It’s Not Fair

Today, I tried switching up the routine again. I was afraid that Hana’s morning meds were possibly bothering her stomach, so we switched up the feeding med routine. Ultimately, it resulted in Hana vomiting. Tomorrow I will try another combination, hoping that something will inspire her to eat real food. She has even started refusing yogurt and prunes. She just doesn’t want anything even close to her lips. We still try videos and dolls, but maybe it is time that will be the answer.

Other than that, it was a pretty typical day. Paul and I are preparing to talk to the heart failure/transplant doctor tomorrow about some questions we have regarding when to list Hana for a heart transplant. This evening, we reviewed the information that they gave us at Stanford. It makes me cry. You look at the statistics and it makes you cry. You look at complications and it makes you cry. You look at mortality rates and post-transplant care. The problem is in the numbers. 93.9% survival rate one year post transplant. That sounds pretty good. Except that you have once already found yourself in the very, very slim minority. Your baby is already that very rare case that is the 0.0001% or whatever it is for babies that need heart transplants. You know just how easy it is to be that 6.1%. Or, four years post-transplant, how easy is it to be that 30% that doesn’t survive. It doesn’t feel fair.

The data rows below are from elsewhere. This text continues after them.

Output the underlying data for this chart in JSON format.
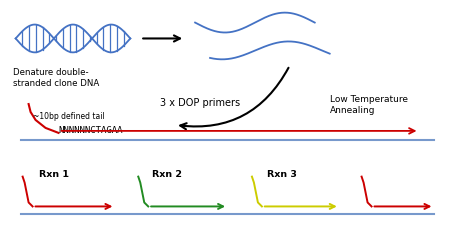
{
  "bg_color": "#ffffff",
  "dna_color": "#4472c4",
  "red_color": "#cc0000",
  "green_color": "#228B22",
  "yellow_color": "#cccc00",
  "blue_line_color": "#7799cc",
  "title_text": "Denature double-\nstranded clone DNA",
  "dop_text": "3 x DOP primers",
  "low_temp_text": "Low Temperature\nAnnealing",
  "tail_text": "~10bp defined tail",
  "seq_text": "NNNNNNCTAGAA",
  "rxn1_text": "Rxn 1",
  "rxn2_text": "Rxn 2",
  "rxn3_text": "Rxn 3",
  "figw": 4.57,
  "figh": 2.29,
  "dpi": 100
}
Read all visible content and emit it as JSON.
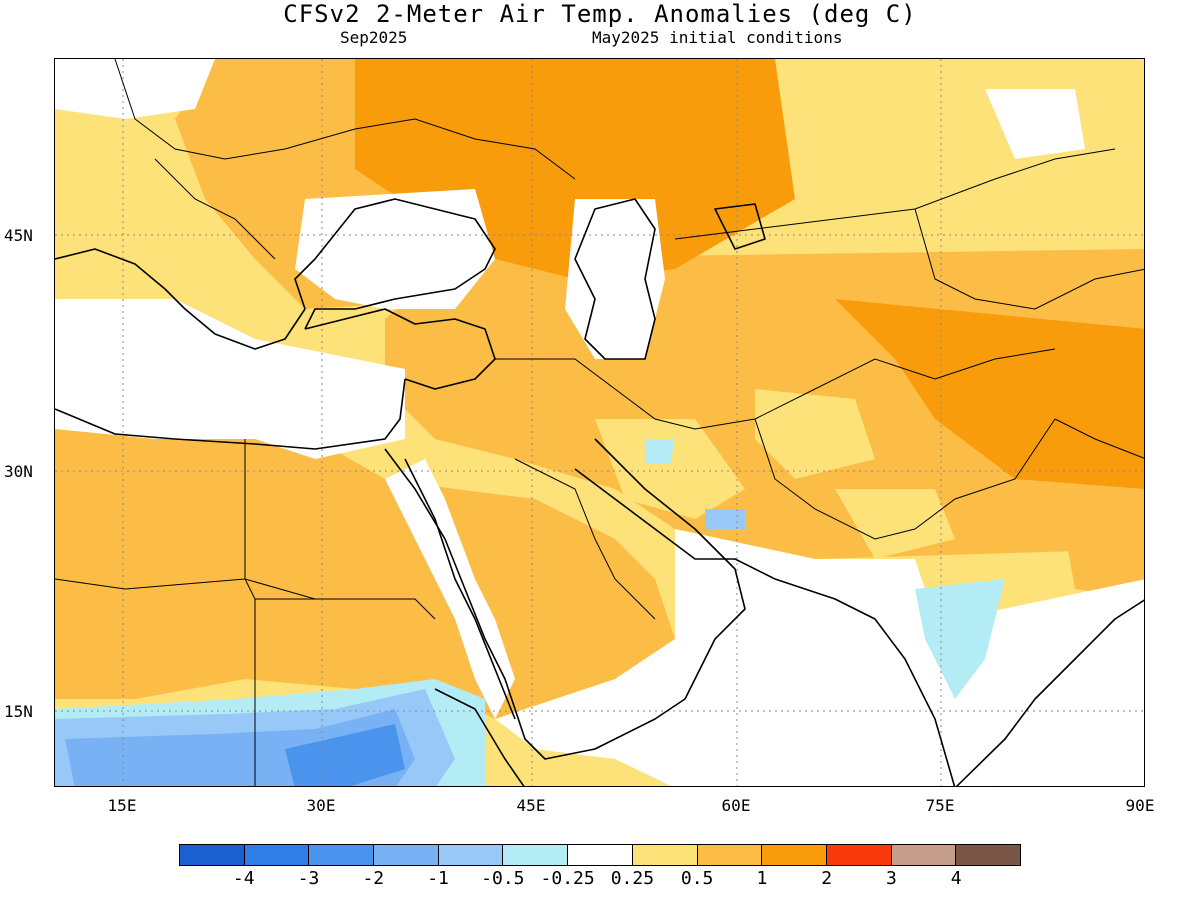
{
  "title": "CFSv2 2-Meter Air Temp. Anomalies (deg C)",
  "subtitle_left": "Sep2025",
  "subtitle_right": "May2025 initial conditions",
  "lat_labels": [
    "45N",
    "30N",
    "15N"
  ],
  "lon_labels": [
    "15E",
    "30E",
    "45E",
    "60E",
    "75E",
    "90E"
  ],
  "colorbar": {
    "colors": [
      "#1a60d0",
      "#2f7ee8",
      "#4a94ee",
      "#78b2f4",
      "#98c8f8",
      "#b4ecf6",
      "#ffffff",
      "#fde27a",
      "#fbbd46",
      "#f89c0c",
      "#fa3a0c",
      "#c69e8c",
      "#7a5646"
    ],
    "labels": [
      "-4",
      "-3",
      "-2",
      "-1",
      "-0.5",
      "-0.25",
      "0.25",
      "0.5",
      "1",
      "2",
      "3",
      "4"
    ]
  },
  "colors": {
    "anomaly_0_5_1": "#fbbd46",
    "anomaly_1_2": "#f89c0c",
    "anomaly_0_25_0_5": "#fde27a",
    "anomaly_neg_0_25_0_5": "#b4ecf6",
    "anomaly_neg_0_5_1": "#98c8f8",
    "anomaly_neg_1_2": "#78b2f4",
    "anomaly_neg_2_3": "#4a94ee"
  }
}
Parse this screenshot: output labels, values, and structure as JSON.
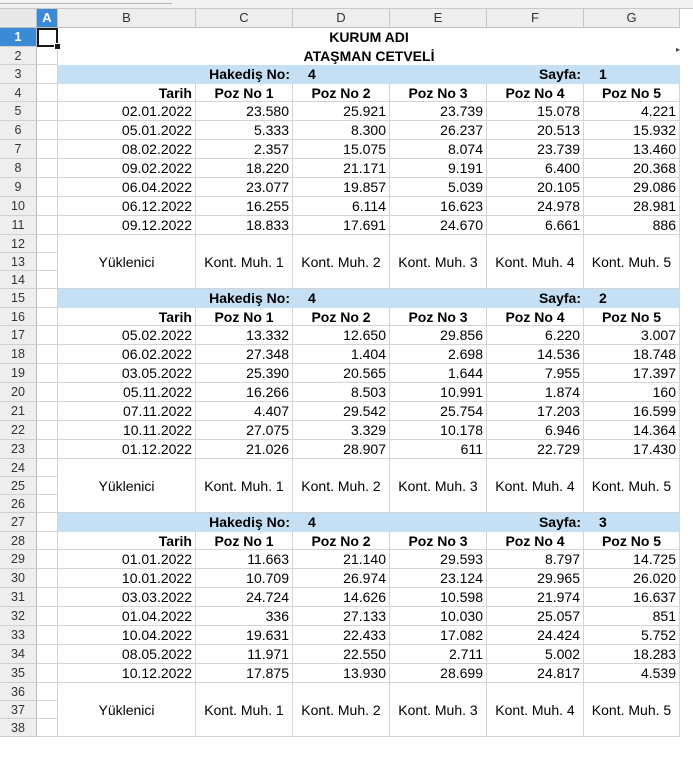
{
  "sheet": {
    "columns": [
      "A",
      "B",
      "C",
      "D",
      "E",
      "F",
      "G"
    ],
    "selected_column": "A",
    "selected_row": 1,
    "row_count": 38
  },
  "titles": {
    "company": "KURUM ADI",
    "doc": "ATAŞMAN CETVELİ"
  },
  "labels": {
    "hakedis": "Hakediş No:",
    "sayfa": "Sayfa:",
    "tarih": "Tarih",
    "poz": [
      "Poz No 1",
      "Poz No 2",
      "Poz No 3",
      "Poz No 4",
      "Poz No 5"
    ],
    "yuklenici": "Yüklenici",
    "kont": [
      "Kont. Muh. 1",
      "Kont. Muh. 2",
      "Kont. Muh. 3",
      "Kont. Muh. 4",
      "Kont. Muh. 5"
    ]
  },
  "sections": [
    {
      "hakedis_no": "4",
      "sayfa_no": "1",
      "rows": [
        [
          "02.01.2022",
          "23.580",
          "25.921",
          "23.739",
          "15.078",
          "4.221"
        ],
        [
          "05.01.2022",
          "5.333",
          "8.300",
          "26.237",
          "20.513",
          "15.932"
        ],
        [
          "08.02.2022",
          "2.357",
          "15.075",
          "8.074",
          "23.739",
          "13.460"
        ],
        [
          "09.02.2022",
          "18.220",
          "21.171",
          "9.191",
          "6.400",
          "20.368"
        ],
        [
          "06.04.2022",
          "23.077",
          "19.857",
          "5.039",
          "20.105",
          "29.086"
        ],
        [
          "06.12.2022",
          "16.255",
          "6.114",
          "16.623",
          "24.978",
          "28.981"
        ],
        [
          "09.12.2022",
          "18.833",
          "17.691",
          "24.670",
          "6.661",
          "886"
        ]
      ]
    },
    {
      "hakedis_no": "4",
      "sayfa_no": "2",
      "rows": [
        [
          "05.02.2022",
          "13.332",
          "12.650",
          "29.856",
          "6.220",
          "3.007"
        ],
        [
          "06.02.2022",
          "27.348",
          "1.404",
          "2.698",
          "14.536",
          "18.748"
        ],
        [
          "03.05.2022",
          "25.390",
          "20.565",
          "1.644",
          "7.955",
          "17.397"
        ],
        [
          "05.11.2022",
          "16.266",
          "8.503",
          "10.991",
          "1.874",
          "160"
        ],
        [
          "07.11.2022",
          "4.407",
          "29.542",
          "25.754",
          "17.203",
          "16.599"
        ],
        [
          "10.11.2022",
          "27.075",
          "3.329",
          "10.178",
          "6.946",
          "14.364"
        ],
        [
          "01.12.2022",
          "21.026",
          "28.907",
          "611",
          "22.729",
          "17.430"
        ]
      ]
    },
    {
      "hakedis_no": "4",
      "sayfa_no": "3",
      "rows": [
        [
          "01.01.2022",
          "11.663",
          "21.140",
          "29.593",
          "8.797",
          "14.725"
        ],
        [
          "10.01.2022",
          "10.709",
          "26.974",
          "23.124",
          "29.965",
          "26.020"
        ],
        [
          "03.03.2022",
          "24.724",
          "14.626",
          "10.598",
          "21.974",
          "16.637"
        ],
        [
          "01.04.2022",
          "336",
          "27.133",
          "10.030",
          "25.057",
          "851"
        ],
        [
          "10.04.2022",
          "19.631",
          "22.433",
          "17.082",
          "24.424",
          "5.752"
        ],
        [
          "08.05.2022",
          "11.971",
          "22.550",
          "2.711",
          "5.002",
          "18.283"
        ],
        [
          "10.12.2022",
          "17.875",
          "13.930",
          "28.699",
          "24.817",
          "4.539"
        ]
      ]
    }
  ],
  "colors": {
    "header_band": "#c5e0f4",
    "selection": "#3b8ad8"
  }
}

I try to not dwell on fairness because I know that it is irrelevant. But my heart is not logical. You ask, “Why my baby? Why my only baby, my only child.” Of course, this is silly to think this way. It is just not the dream I had for Hana.

I wonder then, what dreams Hana has for herself. I wonder why, in this life, in this time, why?

But she is such a sweet, sweet soul. Even when she refuses to eat anything by mouth, she is sweet and strong and determined. It is the greatest honor of my life to be her mother.

I’m hoping to inspire Hana to eat by inviting her friend to mealtime!!